Posted on: 11/30/1999
This study shows that surgical treatment of one particular knee injury is worth it, even years later. Seventy-two patients were included in a study at the Steadman-Hawkins Sports Medicine Foundation in Vail, Colorado. All subjects had an injury of the articular cartilage in the knee. Articular cartilage is the smooth covering over the surface of the bone inside the knee joint. Articular cartilage allows the parts of the knee to glide smoothly during movement.

In all the patients, there were no torn ligaments or a damaged meniscus in the knee. However, the cartilage was torn all the way down to the bone. This is called a full-thickness tear. Everyone in the study was treated arthroscopically. This means the doctor didn't cut the joint open. Instead, a long, slender tool called an arthroscope was inserted through small puncture holes in the skin. A tiny TV camera at the end of the scope allows the doctor to see the inside of the joint on a screen.
In this procedure, all defects in the cartilage are removed. A special tool called an awl is used to make holes in the bone around the edge of the healthy cartilage. This technique is called arthroscopic microfracture. Pain and swelling eventually decrease with this treatment. Activity level and function improve or at least stays the same. The authors report that patients under age 35 generally do better than patients over 35.
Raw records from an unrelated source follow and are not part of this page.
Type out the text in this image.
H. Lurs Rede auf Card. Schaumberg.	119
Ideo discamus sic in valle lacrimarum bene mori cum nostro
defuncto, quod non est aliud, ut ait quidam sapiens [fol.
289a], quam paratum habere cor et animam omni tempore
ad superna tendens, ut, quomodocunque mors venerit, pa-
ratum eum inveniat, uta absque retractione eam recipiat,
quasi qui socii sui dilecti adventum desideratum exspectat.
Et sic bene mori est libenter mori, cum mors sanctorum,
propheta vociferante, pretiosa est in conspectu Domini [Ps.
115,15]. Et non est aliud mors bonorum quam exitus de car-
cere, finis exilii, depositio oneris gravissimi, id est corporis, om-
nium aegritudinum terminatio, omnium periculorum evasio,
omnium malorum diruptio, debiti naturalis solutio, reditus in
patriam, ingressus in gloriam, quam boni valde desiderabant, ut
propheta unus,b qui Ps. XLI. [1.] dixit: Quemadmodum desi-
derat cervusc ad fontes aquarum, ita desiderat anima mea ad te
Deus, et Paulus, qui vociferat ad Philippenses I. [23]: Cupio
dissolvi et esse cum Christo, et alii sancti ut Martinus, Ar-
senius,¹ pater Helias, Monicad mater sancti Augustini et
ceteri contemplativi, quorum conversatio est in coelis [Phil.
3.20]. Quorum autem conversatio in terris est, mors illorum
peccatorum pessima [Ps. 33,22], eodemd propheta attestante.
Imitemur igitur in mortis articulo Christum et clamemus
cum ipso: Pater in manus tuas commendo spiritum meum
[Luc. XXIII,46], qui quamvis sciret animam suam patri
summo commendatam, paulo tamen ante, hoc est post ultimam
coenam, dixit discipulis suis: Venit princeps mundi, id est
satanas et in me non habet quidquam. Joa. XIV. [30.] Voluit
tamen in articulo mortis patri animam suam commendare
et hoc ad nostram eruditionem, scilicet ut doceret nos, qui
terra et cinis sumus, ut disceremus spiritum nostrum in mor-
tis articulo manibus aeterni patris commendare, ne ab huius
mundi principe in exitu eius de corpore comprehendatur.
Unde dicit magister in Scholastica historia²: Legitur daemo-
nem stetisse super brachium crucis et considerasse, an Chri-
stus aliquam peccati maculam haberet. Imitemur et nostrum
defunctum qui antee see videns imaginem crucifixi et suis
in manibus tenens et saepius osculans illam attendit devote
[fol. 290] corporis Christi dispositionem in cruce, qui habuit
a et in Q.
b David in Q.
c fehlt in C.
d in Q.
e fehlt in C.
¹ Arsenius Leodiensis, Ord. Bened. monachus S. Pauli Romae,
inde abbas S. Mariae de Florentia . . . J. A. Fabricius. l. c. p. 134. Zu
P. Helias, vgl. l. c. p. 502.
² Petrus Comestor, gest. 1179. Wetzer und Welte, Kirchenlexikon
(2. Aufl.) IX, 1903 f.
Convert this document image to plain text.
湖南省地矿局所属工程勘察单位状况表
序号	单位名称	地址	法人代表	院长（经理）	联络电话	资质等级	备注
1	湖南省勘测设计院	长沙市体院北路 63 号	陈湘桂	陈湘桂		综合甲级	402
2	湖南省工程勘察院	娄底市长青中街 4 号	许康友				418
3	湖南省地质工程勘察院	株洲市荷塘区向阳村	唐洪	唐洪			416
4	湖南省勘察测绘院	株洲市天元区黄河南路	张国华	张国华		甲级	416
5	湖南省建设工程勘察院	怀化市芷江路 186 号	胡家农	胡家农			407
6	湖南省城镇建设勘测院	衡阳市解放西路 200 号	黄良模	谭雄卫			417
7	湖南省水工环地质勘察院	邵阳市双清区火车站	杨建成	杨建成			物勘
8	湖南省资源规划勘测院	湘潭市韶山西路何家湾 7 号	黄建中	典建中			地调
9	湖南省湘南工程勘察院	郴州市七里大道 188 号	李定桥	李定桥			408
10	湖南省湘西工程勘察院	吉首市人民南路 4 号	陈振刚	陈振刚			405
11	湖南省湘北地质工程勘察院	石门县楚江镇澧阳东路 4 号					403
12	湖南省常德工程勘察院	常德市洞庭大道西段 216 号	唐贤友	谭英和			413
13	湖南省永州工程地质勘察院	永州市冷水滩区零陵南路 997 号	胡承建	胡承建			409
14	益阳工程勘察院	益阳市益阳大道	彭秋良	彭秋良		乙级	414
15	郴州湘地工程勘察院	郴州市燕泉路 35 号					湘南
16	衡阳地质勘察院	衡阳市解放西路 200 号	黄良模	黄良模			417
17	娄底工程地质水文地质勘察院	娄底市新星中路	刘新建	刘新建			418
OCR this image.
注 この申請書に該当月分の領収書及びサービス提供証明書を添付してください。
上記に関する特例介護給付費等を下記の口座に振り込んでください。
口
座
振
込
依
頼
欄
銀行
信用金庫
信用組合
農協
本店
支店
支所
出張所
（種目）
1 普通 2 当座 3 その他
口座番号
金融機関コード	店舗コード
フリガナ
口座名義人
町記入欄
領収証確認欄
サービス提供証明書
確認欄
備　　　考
Even seven years after the surgery, 80 percent of the patients rated their results as "improved." Most of the positive changes took place in the first year. Many patients continued to improve up to three years after the operation. The authors conclude that microfracture combined with rehab therapy gives the best results for full-thickness cartilage tears. Age is a factor that should be considered.

References:
J. Richard Steadman, MD, et al. Outcomes of Microfracture for Traumatic Chondral Defects of the Knee: Average 11-Year Follow-up. In Arthroscopy. May/June 2003. Vol. 19. No. 5. Pp. 477-484.